ASX set to open lower on lingering concerns about a global growth slowdown

Stock Markets

Australian shares are set to open lower on renewed concerns about a slowdown in global growth which was highlighted by the IMF's warning about the global economy weakening at a "faster than expected" rate. This has generally triggered weakness in the markets although shares on Wall Street bucked this trend, closing higher on Wednesday, after a session of fluctuating from positive through negative as investors sought to position themselves for slower economic growth. The Dow Jones and S&P500 both closed in the green, with the indices rising 171.14 (+0.70%) and 6.38 (+0.24%) points respectively. Strong earnings from IBM and other US blue-chips acted to negate the effects of negative news headlines keeping the Dow Jones afloat on Wednesday. The labour market report is expected to be released today and will provide vital information on the employment change and the unemployment rate in Australia. ASX 200 futures are currently up 11 points.

Commodities and Currencies

Brent crude prices have benefited from hopes that OPEC will manage to achieve production cuts and easing trade tensions between the US and China.

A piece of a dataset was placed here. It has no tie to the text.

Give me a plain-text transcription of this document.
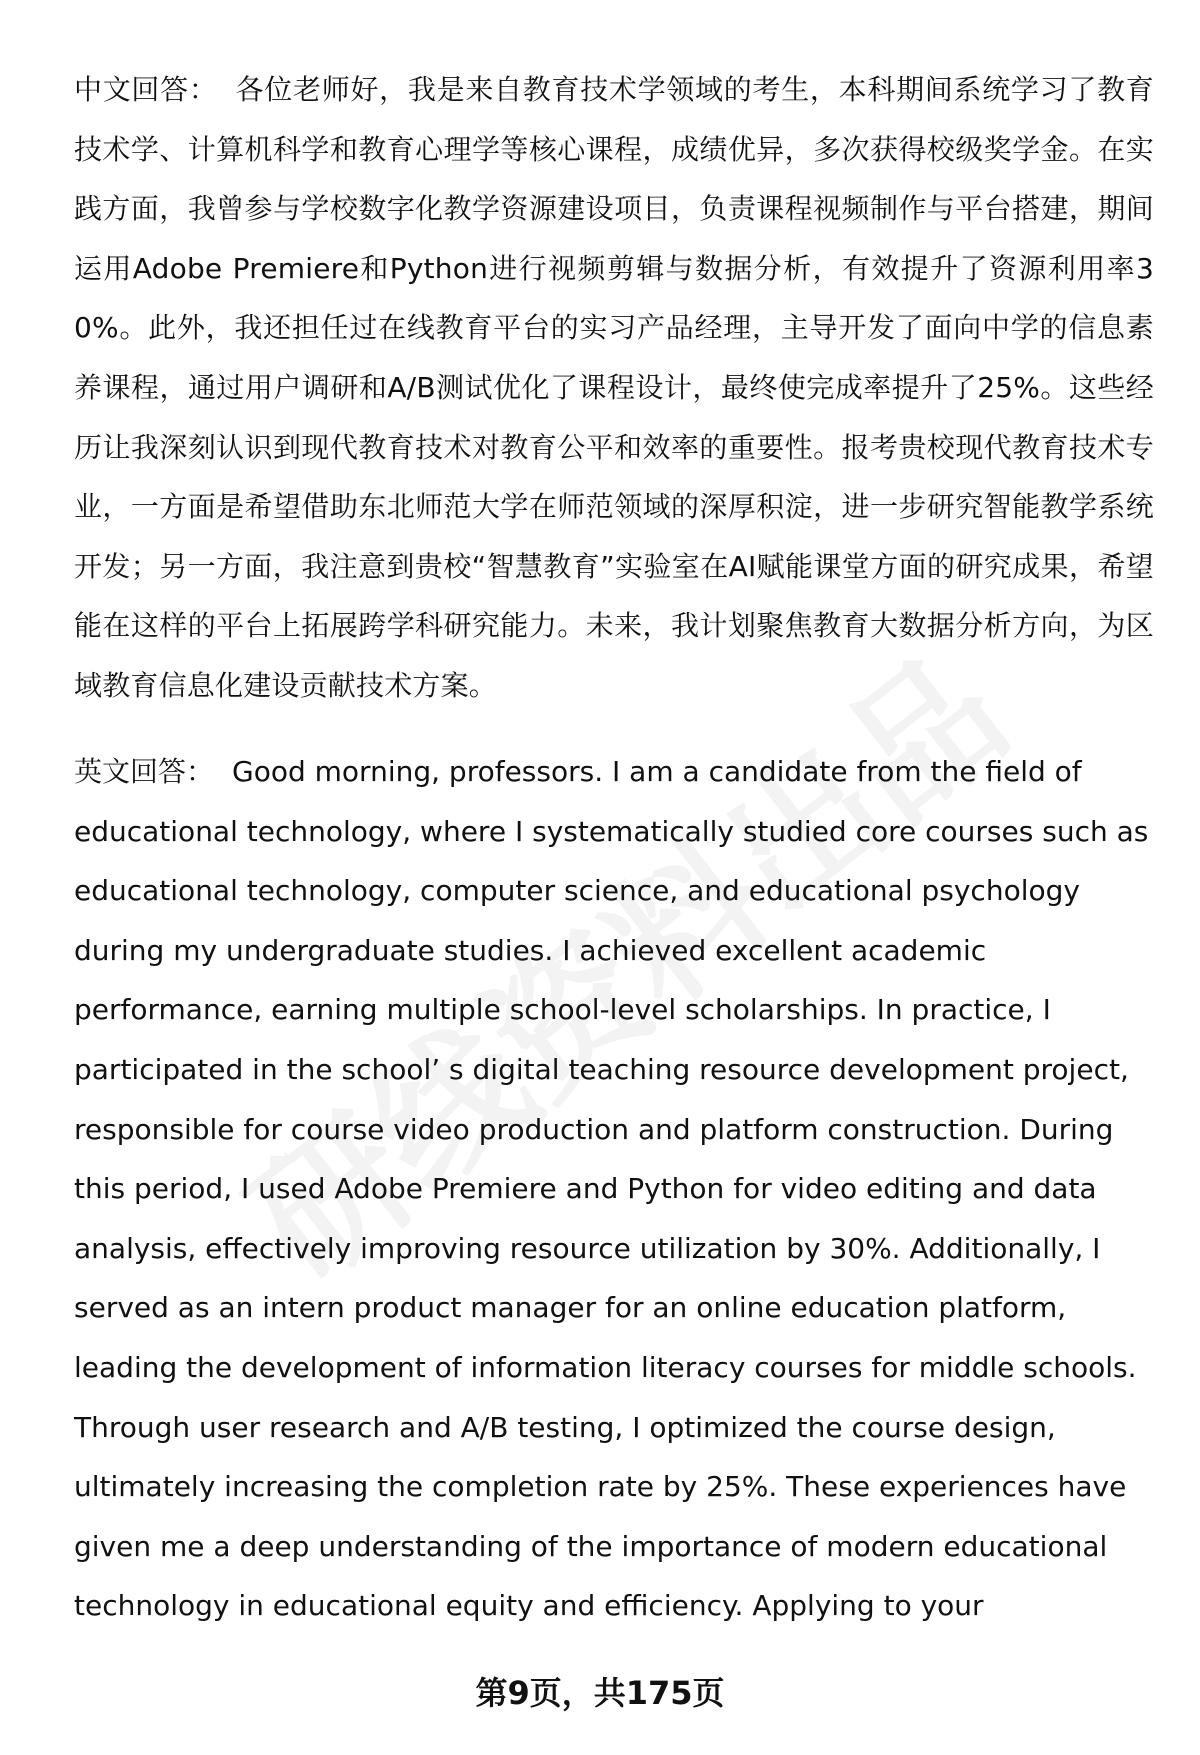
中文回答： 各位老师好，我是来自教育技术学领域的考生，本科期间系统学习了教育技术学、计算机科学和教育心理学等核心课程，成绩优异，多次获得校级奖学金。在实践方面，我曾参与学校数字化教学资源建设项目，负责课程视频制作与平台搭建，期间运用Adobe Premiere和Python进行视频剪辑与数据分析，有效提升了资源利用率30%。此外，我还担任过在线教育平台的实习产品经理，主导开发了面向中学的信息素养课程，通过用户调研和A/B测试优化了课程设计，最终使完成率提升了25%。这些经历让我深刻认识到现代教育技术对教育公平和效率的重要性。报考贵校现代教育技术专业，一方面是希望借助东北师范大学在师范领域的深厚积淀，进一步研究智能教学系统开发；另一方面，我注意到贵校“智慧教育”实验室在AI赋能课堂方面的研究成果，希望能在这样的平台上拓展跨学科研究能力。未来，我计划聚焦教育大数据分析方向，为区域教育信息化建设贡献技术方案。

英文回答： Good morning, professors. I am a candidate from the field of educational technology, where I systematically studied core courses such as educational technology, computer science, and educational psychology during my undergraduate studies. I achieved excellent academic performance, earning multiple school-level scholarships. In practice, I participated in the school’ s digital teaching resource development project, responsible for course video production and platform construction. During this period, I used Adobe Premiere and Python for video editing and data analysis, effectively improving resource utilization by 30%. Additionally, I served as an intern product manager for an online education platform, leading the development of information literacy courses for middle schools. Through user research and A/B testing, I optimized the course design, ultimately increasing the completion rate by 25%. These experiences have given me a deep understanding of the importance of modern educational technology in educational equity and efficiency. Applying to your

第9页，共175页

Brent crude is currently experiencing a small pullback after hitting a new recent high of US$63.13 on Tuesday and is sitting at US$60.92 (-0.03%).

The spot price of gold is up about $1.55 and is now hovering around US$1281.85. From a technical perspective, it still remains in its medium-term uptrend despite the recent pullback.

The AUD edged 0.3% higher to US71.42¢, however it is still more that 12% lower than a year ago when it last traded above US80¢. The long term outlook for the AUD seems grim as Capital Economics downgraded its forecast for Australian interest rates, saying that the Reserve Bank would be forced to cut its key rate to 1% from 1.5% on the back of the weakening local housing market.